|Giovedì Ballerino| Il canto della danza di Nietzsche
- Cecilia Costa
- 29 apr 2021
- Tempo di lettura: 1 min
“Io sono una foresta e una notte di alberi scuri: ma chi non ha paura delle mie tenebre, troverà declivi di rose sotto ai miei cipressi”.
Zarathustra dedica queste parole alle fanciulle che si trova davanti nella radura. È ammaliato dai loro corpi che ballano, le “belle fanciulle” che trasformano la danza in canto di bellezza ed esaltazione della vita. Partecipa come spettatore estraneo: per farlo dedica loro due canti rivolti alla saggezza, alla vita e alla danza che le muove entrambe.
Facendosi foresta accetta la sua natura oscura in superficie aprendosi alla possibilità di avventurarsi all’interno, andando oltre, grazie al corpo che balla.
“Così parlò Zarathustra” non è semplice, ma è un libro da cui spizzicare ogni tanto per riflettere. Inoltre, sul webbe, si trovano interpretazioni e spiegazioni interessanti.
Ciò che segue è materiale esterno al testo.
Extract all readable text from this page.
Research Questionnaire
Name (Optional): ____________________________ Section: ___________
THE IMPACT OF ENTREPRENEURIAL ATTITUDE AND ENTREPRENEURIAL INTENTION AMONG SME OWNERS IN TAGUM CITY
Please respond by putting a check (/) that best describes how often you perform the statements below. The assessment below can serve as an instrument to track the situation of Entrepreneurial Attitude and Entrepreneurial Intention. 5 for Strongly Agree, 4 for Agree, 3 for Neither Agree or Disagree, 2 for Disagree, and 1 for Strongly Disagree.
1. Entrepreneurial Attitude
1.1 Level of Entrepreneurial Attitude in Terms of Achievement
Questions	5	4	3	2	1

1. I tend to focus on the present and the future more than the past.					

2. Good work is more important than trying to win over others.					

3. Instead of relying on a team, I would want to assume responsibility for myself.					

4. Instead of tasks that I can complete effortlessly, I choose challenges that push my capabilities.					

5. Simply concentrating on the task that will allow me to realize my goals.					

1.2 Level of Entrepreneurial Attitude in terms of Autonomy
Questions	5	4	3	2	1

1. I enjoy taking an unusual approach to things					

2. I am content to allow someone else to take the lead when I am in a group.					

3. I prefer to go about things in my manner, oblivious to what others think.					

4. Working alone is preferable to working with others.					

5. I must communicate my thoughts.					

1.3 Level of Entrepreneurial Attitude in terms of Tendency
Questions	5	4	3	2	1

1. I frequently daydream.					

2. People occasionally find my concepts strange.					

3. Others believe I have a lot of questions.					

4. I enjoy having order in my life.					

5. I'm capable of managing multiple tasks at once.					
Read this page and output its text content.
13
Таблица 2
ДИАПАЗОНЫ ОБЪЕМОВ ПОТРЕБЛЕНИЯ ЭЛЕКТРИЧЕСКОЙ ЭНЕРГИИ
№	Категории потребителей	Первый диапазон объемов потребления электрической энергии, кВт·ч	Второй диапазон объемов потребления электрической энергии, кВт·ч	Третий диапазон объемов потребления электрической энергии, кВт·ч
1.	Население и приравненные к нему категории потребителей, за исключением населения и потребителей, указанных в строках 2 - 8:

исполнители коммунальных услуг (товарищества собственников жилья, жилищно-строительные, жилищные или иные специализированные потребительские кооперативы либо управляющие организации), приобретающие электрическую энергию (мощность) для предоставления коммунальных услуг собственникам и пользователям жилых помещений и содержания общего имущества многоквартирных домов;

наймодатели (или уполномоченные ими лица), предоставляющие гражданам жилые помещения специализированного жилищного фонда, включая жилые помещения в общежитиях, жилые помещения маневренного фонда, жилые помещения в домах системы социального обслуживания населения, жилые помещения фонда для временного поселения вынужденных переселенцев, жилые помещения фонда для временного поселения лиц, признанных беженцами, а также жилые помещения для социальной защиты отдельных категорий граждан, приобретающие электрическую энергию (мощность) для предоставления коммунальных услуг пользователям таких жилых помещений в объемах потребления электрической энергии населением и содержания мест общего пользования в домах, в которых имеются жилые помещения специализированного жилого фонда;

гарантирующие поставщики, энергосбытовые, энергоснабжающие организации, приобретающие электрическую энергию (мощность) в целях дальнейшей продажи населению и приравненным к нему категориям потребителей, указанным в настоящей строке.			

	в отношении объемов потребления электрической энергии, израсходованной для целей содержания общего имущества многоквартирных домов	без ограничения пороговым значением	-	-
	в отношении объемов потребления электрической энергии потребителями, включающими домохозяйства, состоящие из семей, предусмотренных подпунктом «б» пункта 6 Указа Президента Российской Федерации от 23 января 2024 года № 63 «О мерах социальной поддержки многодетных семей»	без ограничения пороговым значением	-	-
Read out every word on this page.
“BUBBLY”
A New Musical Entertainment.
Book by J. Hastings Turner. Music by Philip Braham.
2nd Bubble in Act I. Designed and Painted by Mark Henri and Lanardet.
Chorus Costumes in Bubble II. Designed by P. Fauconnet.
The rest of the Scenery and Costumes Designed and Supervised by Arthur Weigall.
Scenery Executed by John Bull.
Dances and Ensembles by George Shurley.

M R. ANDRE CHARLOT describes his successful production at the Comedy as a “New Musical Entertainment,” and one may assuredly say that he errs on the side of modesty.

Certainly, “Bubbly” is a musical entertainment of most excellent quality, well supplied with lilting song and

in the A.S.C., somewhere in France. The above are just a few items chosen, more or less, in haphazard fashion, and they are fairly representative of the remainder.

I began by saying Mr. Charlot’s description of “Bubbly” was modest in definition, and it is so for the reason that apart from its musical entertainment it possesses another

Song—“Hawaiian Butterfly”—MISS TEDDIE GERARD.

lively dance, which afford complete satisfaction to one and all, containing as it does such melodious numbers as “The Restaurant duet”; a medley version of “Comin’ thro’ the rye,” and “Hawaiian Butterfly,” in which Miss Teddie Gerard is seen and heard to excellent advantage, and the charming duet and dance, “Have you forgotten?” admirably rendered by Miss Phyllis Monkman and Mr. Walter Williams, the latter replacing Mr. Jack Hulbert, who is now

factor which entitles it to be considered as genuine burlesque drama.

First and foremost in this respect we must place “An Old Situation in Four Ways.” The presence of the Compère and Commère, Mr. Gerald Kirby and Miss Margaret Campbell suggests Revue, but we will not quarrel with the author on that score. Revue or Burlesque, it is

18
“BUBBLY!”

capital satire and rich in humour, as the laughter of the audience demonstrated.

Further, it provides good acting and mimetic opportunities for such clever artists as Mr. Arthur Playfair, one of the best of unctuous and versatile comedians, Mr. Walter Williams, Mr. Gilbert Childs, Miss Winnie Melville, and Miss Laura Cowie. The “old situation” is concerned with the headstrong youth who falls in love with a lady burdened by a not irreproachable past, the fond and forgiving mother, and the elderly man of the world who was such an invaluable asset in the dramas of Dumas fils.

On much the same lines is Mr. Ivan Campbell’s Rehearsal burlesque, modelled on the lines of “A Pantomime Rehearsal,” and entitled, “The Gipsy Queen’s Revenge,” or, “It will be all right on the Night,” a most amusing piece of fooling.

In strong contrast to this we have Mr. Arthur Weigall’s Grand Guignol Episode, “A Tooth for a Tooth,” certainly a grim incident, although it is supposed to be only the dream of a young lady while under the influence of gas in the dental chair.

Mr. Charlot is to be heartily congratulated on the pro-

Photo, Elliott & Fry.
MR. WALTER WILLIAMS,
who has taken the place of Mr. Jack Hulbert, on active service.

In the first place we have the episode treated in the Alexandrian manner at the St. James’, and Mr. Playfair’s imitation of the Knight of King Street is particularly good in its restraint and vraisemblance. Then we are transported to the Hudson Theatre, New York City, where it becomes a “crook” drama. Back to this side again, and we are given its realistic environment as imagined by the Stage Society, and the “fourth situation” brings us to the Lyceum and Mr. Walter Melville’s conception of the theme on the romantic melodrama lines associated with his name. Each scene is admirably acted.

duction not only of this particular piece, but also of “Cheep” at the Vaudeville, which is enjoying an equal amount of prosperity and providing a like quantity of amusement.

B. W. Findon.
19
Nietzsche affida un ruolo importantissimo al canto e al ballo, arti dionisiache che sembrano essere l’unico tramite che permetta al superuomo di diventare tale.
È anche curioso notare quanto nel tempo l’interesse verso il mondo della danza sia cresciuto coinvolgendo studiosi, artisti, filosofi e danzatori. Attraverso la danza il corpo si supera, si eleva e sottende un dialogo in molti casi intimo e profondo.
La danza è strumento per conoscere la vita, ma anche unico mezzo attraverso cui giustificare e ammettere l’esistenza di Dio, è celebre la frase “potrei credere solo a un Dio che sa danzare”.
Con il danzare si accede a una dimensione quasi spirituale. Non è un caso che nella performance fisica si cerchi di dare sfogo al pensiero della danza sulle cose della vita.
La danza muove domande e agita con il corpo anche la mente.